Fun with Compilers 2: Optimizations

For my second post about compilers, I thought I’d show what happens with various optimization levels in GCC.  Note I’m still focusing on gcc because I’m too lazy to fire up VirtualBox and Windows right now.

As a reminder from the first, here’s my wonderfully useless sample program.  All it does is go through a loop and does not use the output.

int main(int argc, char* argv[])
{
  int i = 0;
  int loop;
 
  for (loop = 0; loop < 50; loop++)
    ++i;
  return 0;
}

So last time they were purposely compiled without optimization as I just wanted a quick and dirty assembler output.  Below we’ll examine the assembly output at different optimization levels of just the main function, as that’s the one we’re more interested in (there are actually more sections in an ELF executable, but that’s a story for another day).
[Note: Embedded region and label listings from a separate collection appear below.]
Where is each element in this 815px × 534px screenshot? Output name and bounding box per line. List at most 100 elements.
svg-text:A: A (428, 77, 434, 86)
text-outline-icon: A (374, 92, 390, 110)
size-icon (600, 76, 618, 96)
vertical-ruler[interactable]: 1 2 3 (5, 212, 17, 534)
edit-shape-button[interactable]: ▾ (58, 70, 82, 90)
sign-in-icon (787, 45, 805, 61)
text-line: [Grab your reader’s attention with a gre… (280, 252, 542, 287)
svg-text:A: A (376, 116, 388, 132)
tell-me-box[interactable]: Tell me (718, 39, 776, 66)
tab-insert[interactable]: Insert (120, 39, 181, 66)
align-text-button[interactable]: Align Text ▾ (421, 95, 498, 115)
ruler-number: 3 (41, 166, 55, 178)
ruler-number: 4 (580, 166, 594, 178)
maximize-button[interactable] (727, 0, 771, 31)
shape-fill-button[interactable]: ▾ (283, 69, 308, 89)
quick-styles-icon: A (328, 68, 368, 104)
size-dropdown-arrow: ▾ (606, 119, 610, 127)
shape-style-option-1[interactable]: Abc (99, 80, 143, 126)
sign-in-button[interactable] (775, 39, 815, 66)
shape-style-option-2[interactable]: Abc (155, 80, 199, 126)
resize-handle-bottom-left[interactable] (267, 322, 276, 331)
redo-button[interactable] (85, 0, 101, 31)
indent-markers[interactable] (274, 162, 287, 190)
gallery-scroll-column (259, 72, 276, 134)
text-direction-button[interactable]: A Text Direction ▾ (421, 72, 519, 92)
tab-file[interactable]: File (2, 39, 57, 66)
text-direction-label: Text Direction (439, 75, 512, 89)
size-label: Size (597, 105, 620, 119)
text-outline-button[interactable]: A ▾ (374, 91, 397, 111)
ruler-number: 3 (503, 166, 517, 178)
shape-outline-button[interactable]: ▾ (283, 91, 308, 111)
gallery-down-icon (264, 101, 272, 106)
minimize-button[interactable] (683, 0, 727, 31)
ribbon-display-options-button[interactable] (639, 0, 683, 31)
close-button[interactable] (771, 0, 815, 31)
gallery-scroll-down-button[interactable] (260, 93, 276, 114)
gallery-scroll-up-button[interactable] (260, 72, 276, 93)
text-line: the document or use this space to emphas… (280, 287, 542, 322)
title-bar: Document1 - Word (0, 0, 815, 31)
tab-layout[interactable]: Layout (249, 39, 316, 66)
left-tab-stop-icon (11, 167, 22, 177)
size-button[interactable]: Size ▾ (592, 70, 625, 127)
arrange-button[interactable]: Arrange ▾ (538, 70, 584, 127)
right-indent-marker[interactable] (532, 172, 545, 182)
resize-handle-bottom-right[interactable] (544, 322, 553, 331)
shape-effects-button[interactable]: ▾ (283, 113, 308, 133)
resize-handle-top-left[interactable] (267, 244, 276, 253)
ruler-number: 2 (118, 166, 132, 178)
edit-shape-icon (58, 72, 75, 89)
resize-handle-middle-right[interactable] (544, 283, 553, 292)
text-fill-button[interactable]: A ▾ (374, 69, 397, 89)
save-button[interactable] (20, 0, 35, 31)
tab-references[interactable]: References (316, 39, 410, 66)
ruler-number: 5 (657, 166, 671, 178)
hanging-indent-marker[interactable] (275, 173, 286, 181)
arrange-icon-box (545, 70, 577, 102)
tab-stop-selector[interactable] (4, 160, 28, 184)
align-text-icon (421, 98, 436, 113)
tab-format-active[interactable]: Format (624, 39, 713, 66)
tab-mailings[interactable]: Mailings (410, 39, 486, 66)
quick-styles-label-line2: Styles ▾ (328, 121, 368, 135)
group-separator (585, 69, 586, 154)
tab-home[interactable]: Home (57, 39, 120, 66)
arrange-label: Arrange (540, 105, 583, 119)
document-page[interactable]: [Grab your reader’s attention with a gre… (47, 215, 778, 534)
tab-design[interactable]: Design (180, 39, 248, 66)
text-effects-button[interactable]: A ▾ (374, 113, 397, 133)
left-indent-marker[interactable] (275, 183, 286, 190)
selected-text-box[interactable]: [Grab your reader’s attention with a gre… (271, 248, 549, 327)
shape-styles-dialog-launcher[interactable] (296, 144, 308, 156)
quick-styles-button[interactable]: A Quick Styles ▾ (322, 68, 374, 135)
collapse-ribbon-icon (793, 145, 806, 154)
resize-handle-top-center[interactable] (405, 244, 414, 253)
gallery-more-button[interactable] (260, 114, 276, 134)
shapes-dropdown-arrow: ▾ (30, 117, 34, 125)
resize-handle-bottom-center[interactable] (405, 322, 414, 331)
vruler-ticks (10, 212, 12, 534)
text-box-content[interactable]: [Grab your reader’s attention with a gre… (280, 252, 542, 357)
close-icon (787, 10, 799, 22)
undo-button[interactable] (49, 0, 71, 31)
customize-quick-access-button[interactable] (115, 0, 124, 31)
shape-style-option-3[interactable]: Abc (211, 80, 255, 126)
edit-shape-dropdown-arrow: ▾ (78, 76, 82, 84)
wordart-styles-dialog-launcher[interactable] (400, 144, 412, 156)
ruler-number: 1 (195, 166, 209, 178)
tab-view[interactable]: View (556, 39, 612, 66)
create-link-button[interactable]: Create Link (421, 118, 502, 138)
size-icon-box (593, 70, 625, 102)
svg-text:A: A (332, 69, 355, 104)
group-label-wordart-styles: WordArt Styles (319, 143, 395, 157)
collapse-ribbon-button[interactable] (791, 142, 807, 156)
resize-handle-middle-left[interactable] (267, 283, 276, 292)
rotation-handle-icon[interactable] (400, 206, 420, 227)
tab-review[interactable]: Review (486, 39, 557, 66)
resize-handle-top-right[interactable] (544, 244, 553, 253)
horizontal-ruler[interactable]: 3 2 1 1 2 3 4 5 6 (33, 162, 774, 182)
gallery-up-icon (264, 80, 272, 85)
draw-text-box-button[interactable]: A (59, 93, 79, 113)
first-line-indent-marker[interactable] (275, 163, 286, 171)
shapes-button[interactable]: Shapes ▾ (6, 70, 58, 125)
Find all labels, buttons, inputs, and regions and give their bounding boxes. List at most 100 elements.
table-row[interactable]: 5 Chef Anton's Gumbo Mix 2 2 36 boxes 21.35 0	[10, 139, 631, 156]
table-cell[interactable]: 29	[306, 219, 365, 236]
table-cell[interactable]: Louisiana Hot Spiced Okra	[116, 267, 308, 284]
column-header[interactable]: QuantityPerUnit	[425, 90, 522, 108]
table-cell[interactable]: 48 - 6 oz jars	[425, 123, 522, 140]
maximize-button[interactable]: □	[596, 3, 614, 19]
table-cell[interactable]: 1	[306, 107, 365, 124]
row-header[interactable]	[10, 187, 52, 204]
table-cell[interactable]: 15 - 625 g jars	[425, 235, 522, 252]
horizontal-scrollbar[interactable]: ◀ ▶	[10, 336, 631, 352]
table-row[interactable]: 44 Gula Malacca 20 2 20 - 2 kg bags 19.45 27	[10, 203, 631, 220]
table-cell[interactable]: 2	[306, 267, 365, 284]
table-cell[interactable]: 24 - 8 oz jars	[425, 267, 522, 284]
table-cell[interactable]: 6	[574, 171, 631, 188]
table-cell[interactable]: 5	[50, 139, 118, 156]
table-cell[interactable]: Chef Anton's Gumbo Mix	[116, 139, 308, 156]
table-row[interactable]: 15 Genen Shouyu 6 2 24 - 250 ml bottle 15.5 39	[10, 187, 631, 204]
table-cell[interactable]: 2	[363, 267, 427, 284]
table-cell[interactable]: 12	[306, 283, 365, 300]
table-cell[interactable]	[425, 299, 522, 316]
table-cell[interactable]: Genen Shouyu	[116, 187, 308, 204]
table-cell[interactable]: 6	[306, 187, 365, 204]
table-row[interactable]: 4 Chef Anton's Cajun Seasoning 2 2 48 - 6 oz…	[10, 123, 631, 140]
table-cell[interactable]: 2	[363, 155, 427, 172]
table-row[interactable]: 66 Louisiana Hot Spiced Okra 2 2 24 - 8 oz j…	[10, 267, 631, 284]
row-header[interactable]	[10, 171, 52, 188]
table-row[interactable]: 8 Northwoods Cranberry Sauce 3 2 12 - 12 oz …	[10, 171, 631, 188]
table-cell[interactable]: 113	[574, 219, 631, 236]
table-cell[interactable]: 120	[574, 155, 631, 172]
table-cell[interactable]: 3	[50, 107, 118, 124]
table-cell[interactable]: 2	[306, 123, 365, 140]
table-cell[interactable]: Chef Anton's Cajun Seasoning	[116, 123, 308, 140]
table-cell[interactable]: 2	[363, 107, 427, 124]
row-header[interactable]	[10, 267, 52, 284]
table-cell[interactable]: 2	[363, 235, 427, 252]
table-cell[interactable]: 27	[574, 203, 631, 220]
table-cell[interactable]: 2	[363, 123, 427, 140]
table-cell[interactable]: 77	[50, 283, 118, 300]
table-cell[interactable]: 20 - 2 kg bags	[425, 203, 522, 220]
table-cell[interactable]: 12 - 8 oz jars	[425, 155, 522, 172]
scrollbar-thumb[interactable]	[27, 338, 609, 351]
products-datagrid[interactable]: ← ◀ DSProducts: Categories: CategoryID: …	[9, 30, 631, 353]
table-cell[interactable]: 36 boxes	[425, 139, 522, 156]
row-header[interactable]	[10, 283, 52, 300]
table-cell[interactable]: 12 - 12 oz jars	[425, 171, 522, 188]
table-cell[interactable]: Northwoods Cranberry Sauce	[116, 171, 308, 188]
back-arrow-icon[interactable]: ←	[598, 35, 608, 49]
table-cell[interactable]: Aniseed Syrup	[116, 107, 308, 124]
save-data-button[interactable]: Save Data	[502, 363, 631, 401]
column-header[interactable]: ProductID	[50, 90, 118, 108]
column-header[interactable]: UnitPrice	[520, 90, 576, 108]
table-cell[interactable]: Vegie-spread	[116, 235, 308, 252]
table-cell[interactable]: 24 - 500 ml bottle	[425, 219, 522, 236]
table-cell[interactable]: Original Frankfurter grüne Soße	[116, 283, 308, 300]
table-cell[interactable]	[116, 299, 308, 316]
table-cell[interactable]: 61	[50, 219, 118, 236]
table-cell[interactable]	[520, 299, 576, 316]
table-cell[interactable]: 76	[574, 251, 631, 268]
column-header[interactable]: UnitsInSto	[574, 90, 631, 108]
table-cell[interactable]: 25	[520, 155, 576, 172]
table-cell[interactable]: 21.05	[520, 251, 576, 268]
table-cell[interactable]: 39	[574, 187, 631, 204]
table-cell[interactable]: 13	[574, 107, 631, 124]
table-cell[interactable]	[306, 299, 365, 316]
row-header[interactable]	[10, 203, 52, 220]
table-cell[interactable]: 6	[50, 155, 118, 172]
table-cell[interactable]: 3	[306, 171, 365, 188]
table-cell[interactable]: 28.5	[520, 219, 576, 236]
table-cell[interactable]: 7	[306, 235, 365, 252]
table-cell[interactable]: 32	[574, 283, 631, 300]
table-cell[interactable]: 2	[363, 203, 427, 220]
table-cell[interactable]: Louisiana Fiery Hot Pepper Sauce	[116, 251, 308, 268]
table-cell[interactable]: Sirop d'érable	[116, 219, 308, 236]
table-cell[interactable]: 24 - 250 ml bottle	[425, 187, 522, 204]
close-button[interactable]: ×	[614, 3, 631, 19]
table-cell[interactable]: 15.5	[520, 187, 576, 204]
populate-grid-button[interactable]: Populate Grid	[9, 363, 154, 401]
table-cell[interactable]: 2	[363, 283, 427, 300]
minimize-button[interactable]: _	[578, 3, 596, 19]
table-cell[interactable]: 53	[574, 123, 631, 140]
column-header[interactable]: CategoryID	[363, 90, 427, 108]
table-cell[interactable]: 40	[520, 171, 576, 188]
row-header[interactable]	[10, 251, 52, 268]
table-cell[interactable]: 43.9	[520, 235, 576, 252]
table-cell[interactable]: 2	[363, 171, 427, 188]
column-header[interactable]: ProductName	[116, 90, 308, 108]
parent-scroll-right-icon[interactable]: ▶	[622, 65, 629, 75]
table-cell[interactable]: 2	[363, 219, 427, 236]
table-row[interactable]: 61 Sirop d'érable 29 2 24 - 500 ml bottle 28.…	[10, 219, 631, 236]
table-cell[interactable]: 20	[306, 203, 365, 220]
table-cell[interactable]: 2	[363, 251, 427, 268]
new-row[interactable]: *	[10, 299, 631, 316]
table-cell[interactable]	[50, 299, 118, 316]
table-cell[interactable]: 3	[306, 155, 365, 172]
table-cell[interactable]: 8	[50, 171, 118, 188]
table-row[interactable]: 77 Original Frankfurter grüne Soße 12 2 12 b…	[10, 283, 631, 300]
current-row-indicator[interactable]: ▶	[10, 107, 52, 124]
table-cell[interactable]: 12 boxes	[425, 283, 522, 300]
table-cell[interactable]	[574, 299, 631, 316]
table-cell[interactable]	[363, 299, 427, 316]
The option flag -O1 turns on the first level of optimizations in gcc/g++.  Instead of copying them here, I’ll refer you to the GNU manpage for optimizations for gcc/g++.

gcc -O1 main.c -o main_c1

main():
55                   push   ebp
89 e5                 mov    ebp,esp
b8 32 00 00 00       mov    eax,0x32
83 e8 01             sub    eax,0x1
75 fb                 jne    804839c
b8 00 00 00 00       mov    eax,0x0
5d                   pop    ebp
c3                   ret  
90                   nop
90                   nop
90                   nop
90                   nop
90                   nop
90                   nop
90                   nop
90                   nop

Compared to the previous post (no optimization), we see here that the assembly is better optimized.  This version does not allocate space for the local variables i and loop,set them to zero,  and increment loop and i at each pass. Instead, it loads 50 into the EAX register, subtracts 1, and checks if the zero flag is set.  If not, it loops back to the subtraction and continues until it reaches zero.  It then nukes it’s local stack and returns while being padded out (again, I’ll go over that another day).  As we turn more optimization on, the compiler does more analysis and realizes that it doesn’t need to increment the variables since we’re not doing anything with them.  For brevity, note that the assembly output from g++ is identical to the main function from gcc.

gcc -O2 main.c -o main_c1

At -O2, the compiler does even more analysis and has more “smarts” turned on.  Let’s look at the assembler output below.

main():
 55                   push   ebp
 31 c0                 xor    eax,eax
 89 e5                 mov    ebp,esp
 5d                   pop    ebp
 c3                   ret  
 90                   nop
 90                   nop
 90                   nop
 90                   nop
 90                   nop
 90                   nop
 90                   nop
 90                   nop
 90                   nop

Here the compiler realized that nothing is done with the variables, and nothing was done with the output.  So, the compiler doesn’t even do the loop any more.  It still pushes the stack frame pointer.  It moves 0 into EAX (the xor eax,eax generates shorter op codes and is a touch faster than actually pushing zero there).  It still sets up the stack frame (main is a function after all) and then brings back the previous frame and returns.  Again, with optimization the g++ assembly matches the gcc output for main().  gcc/g++ -O3 generates the same output as -O2.

You might ask yourself “Why do the compilers even set up the stack frame for the main function?”  The answer is, they have to.  main() HAS to exist in a C or C++ program, even if it really doesn’t do anything.

So have fun, and poke around your programs to see what all gets generated from the compiler.  You’ll see that there’s a lot more in your program than you realized.  Plus, the Art of Assembly Language is now available in a Linux version if you want a decent reference to learn assembler.